Unlike many of today’s western RPG’s you don’t get to create a character to adventure about with. You can however develop Geralt in one of three skill trees, melee, magic or alchemy. Sword skills help to deal more sword and crossbow damage and help with melee defence. Magic let’s you develop various basic Witcher spells such as a shield or the ability to blast fire from your hands while alchemy let’s you develop your skills in potion brewing or oils applied to your sword for more damage dealt to various types of enemies. I settled on a resonance spread of the three concentrating slightly more on the magic side of things. I do love being able to set things on fire.
Redania’s Most Wanted
Secondary quests can involve anything from something as simple as retrieving a pan for an old lady or investigating the underground laboratory of a cheese manipulating sorcerer, all however are well written and when needed, humorous.

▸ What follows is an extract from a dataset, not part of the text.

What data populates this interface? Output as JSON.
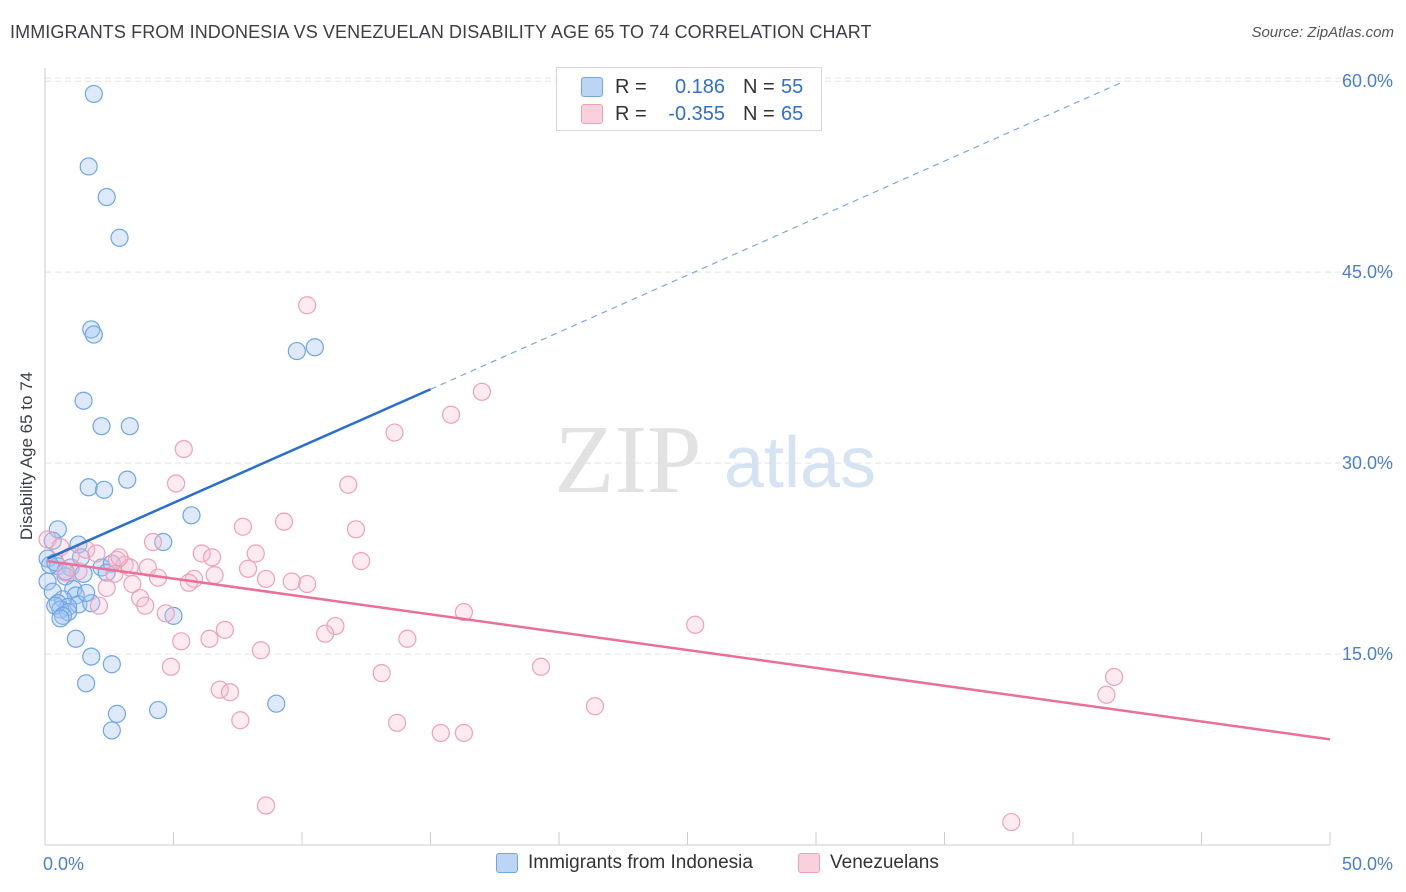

It’s with the Witcher Contracts though that Geralt earns his bread and butter as these are literally his reason for being what he is. A contract will always start the same way, you find the person responsible for posting a notice on a notice board, get the basic details on the job at hand and then thrash out the important details regarding your pay. It’s in these quests more than others that you feel truly like a Witcher, basically becoming a medieval Sherlock Holmes or Batman. Once you have the details from the contract giver you head out to gather clues using your Witcher senses, this will lead to Geralt deducing what your up against and then preparing appropriately for the battle to come. Yet not all end in combat, at times you’ll be asked to make a judgement call on if your intended target should live or die. Did you gather all the clues to know the truth? Either way your decision may come back to haunt you and not everything is black and white in the world of the Witcher. Still, if all the killing and monster slaying gets a bit much theirs always cards.
Fancy a Game of Gwent?
Gwent, what more can be said of this card based mini game. A mini game so good it’s soon to get its own stand alone release. I’ve spent many an hour challenging the various Innkeeps and merchants to a game of Gwent. The rules are simple, 2 players are dealt 10 cards each of varying strength from their chosen faction, they then play their cards over 3 rounds and the person with the highest attack value at the end of each round wins. It’s made more complex and tactical with the inclusion of special cards that buff others or hinder your opponent. Once you start building up a halfway decent deck this really does become one of the most addictive mini games I’ve played and I don’t generally card baser games at all. It’s simple with just the right amount of tactical thought in it.
The Wild Hunt
After you’ve busied yourself with the various optional distractions you might even find time for the story line. Your main objective is finding your lost adoptive daughter Ciri and stopping the Wild Hunt for good. Unfortunately it does have a habit of spinning it’s wheels at times and dragging events out but all in all it develops into a decent quest to save the day. You’ll meet many a well written character during your time including my personal favourite the Bloody Baron and the Crones of Crookback Bog. Some sections of the story really show off what it means to have mature story telling without just resorting to swears and tits, though it has its fair share of them too. By the end who knows what could happen, choices your asked to make go towards shaping what ending you’ll see. I’ve completed the game twice and had two very different outcomes, both good and bad endings for my heroes.
Verdict. With a seemingly endless amount to see and do I have absolutely no hesitation in recommending what I feel is one of the greatest console RPG’s yet.